Terdakwa Korupsi Timah Meninggal, Jaksa Agung Bakal Gugat Ahli Waris

Ilustrasi: Terdakwa kasus dugaan korupsi tata niaga komoditas timah di wilayah izin usaha pertambangan (IUP) PT Timah tahun 2015-2022 Suparta menjalani sidang lanjutan di Pengadilan Tipikor, Jakarta, Jumat (6/12/2024). (Antaranews)
law-justice.co - Suparta, terdakwa perkara korupsi timah, meninggal dunia. Pengadilan Tinggi Tipikor DKI sebelumnya memvonis terdakwa mengganti kerugian negara Rp 4,5 triliun. Kejaksaan Agung selanjutnya akan mengajukan upaya gugatan perdata terhadap ahli warisnya.
Kepala Pusat Penerangan Hukum Kejaksaan Agung Harli Siregar menuturkan, gugatan perdata terhadap terdakwa kasus korupsi pengelolaan tata niaga komoditas timah, Suparta, akan dialihkan kepada ahli waris. Harli menjelaskan bahwa tuntutan pidana terhadap Suparta langsung gugur sesuai Pasal 77 KUHP. Namun, gugatan perdata tetap berjalan. "(Gugatan perdata diarahkan) ke ahli waris, di aturannya seperti itu, tapi nanti bagaimana prosesnya kita mulai dulu bagaimana sikap dari penuntut umum akan dikaji dulu," jelas Harli di kantornya, Jakarta Selatan, Selasa (29/4/2025) sebagaimana dilansir Kompas.
Kabar meninggalnya Suparta dikonfirmasi oleh Kejagung. “Benar (meninggal dunia), atas nama Suparta pada hari Senin tanggal 28 April 2025 sekitar pukul 18.05 WIB di RSUD Cibinong Bogor,” kata Kepala Pusat Penerangan Hukum (Kapuspenkum) Kejaksaan Agung Harli Siregar, seperti dilansir dari Antara, Senin (28/4/2025). Dia mengatakan, Suparta meninggal dunia ketika menjalani masa penahanan di Lembaga Pemasyarakatan (lapas) Cibinong Bogor.
Suparta terbukti menerima aliran dana sebesar Rp 4,57 triliun dan melakukan tindak pidana pencucian uang (TPPU) dari dana yang diterima.

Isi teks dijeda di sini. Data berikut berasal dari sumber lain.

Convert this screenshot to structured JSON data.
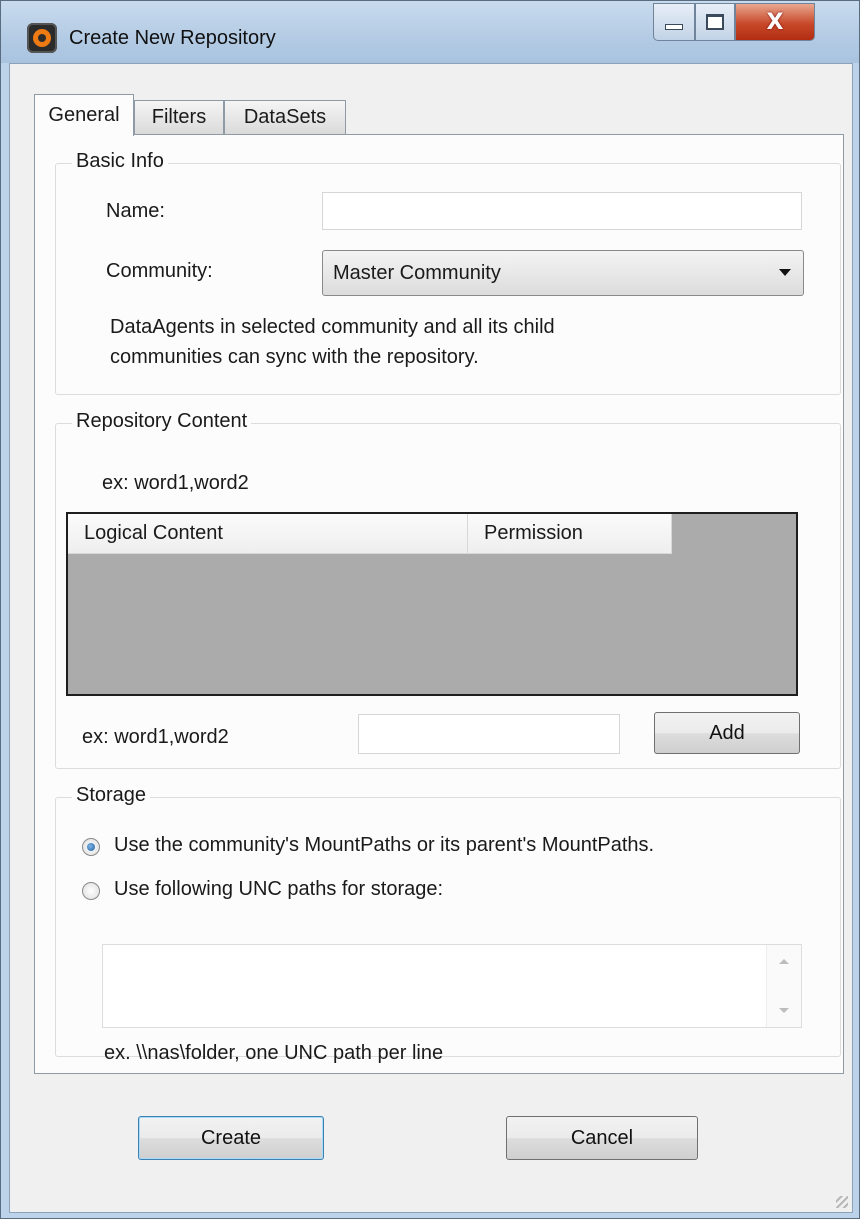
{
  "window": {
    "title": "Create New Repository",
    "close_glyph": "X"
  },
  "tabs": [
    {
      "label": "General",
      "active": true
    },
    {
      "label": "Filters",
      "active": false
    },
    {
      "label": "DataSets",
      "active": false
    }
  ],
  "basic_info": {
    "legend": "Basic Info",
    "name_label": "Name:",
    "name_value": "",
    "community_label": "Community:",
    "community_value": "Master Community",
    "help_line1": "DataAgents in selected community and all its child",
    "help_line2": "communities can sync with the repository."
  },
  "repository_content": {
    "legend": "Repository Content",
    "example_top": "ex: word1,word2",
    "columns": [
      "Logical Content",
      "Permission"
    ],
    "rows": [],
    "example_bottom": "ex: word1,word2",
    "content_value": "",
    "add_label": "Add"
  },
  "storage": {
    "legend": "Storage",
    "option1": "Use the community's MountPaths or its parent's MountPaths.",
    "option2": "Use following UNC paths for storage:",
    "selected": "option1",
    "paths_value": "",
    "hint": "ex. \\\\nas\\folder, one UNC path per line"
  },
  "footer": {
    "create_label": "Create",
    "cancel_label": "Cancel"
  },
  "colors": {
    "title_bar": "#b3cbe4",
    "close_button": "#c8482a",
    "grid_background": "#ababab",
    "accent_radio": "#1f5da2"
  }
}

Mengacu pada Pasal 34 Undang-Undang Nomor 31 Tahun 1999 yang mengatur apabila terdakwa meninggal dunia, kata Harli, jaksa penuntut umum akan menyerahkan berita acara persidangan kepada jaksa pengacara negara untuk melakukan gugatan perdata. "Jadi penuntut umum akan bekerja untuk melakukan analisis kemudian dikaitkan dengan aturan perundang-undangan, baik terhadap status yang bersangkutan maupun terhadap upaya pengembalian kerugian keuangan negara," ujarnya.
Suparta merupakan salah satu terdakwa dalam kasus korupsi pengelolaan tata niaga komoditas timah di wilayah Izin Usaha Pertambangan (IUP) PT Timah Tbk pada tahun 2015–2022. Dia terbukti menerima aliran dana sebesar Rp 4,57 triliun dan melakukan tindak pidana pencucian uang (TPPU) dari dana yang diterima. Suparta pun dijatuhi hukuman penjara selama 8 tahun, denda Rp 1 miliar subsider pidana kurungan selama 6 bulan, serta membayar uang pengganti senilai Rp 4,57 triliun subsider 6 tahun penjara oleh Majelis Hakim Pengadilan Tipikor Jakarta.
Pada Februari 2025, Majelis Hakim Pengadilan Tinggi DKI Jakarta memperberat vonis pidana penjara Suparta menjadi 19 tahun, setelah menerima permintaan banding dari penuntut umum dan Suparta selaku terdakwa dalam kasus tersebut. Untuk pidana denda, hukuman terhadap Suparta tetap sebesar Rp 1 miliar dengan ketentuan apabila denda tersebut tidak dibayar, maka akan diganti (subsider) dengan pidana kurungan selama 6 bulan. Sementara itu, pada pidana tambahan, Majelis Hakim menetapkan uang pengganti yang dibayarkan Suparta tetap sebesar Rp 4,57 triliun.
Tetapi, hukuman pengganti apabila Suparta tidak membayarkan uang pengganti tersebut diperberat Pengadilan Tinggi DKI Jakarta menjadi 10 tahun penjara. Usai dijatuhi putusan banding, Suparta mengajukan kasasi di Mahkamah Agung. Hal tersebut dikonfirmasi oleh Kapuspenkum Harli.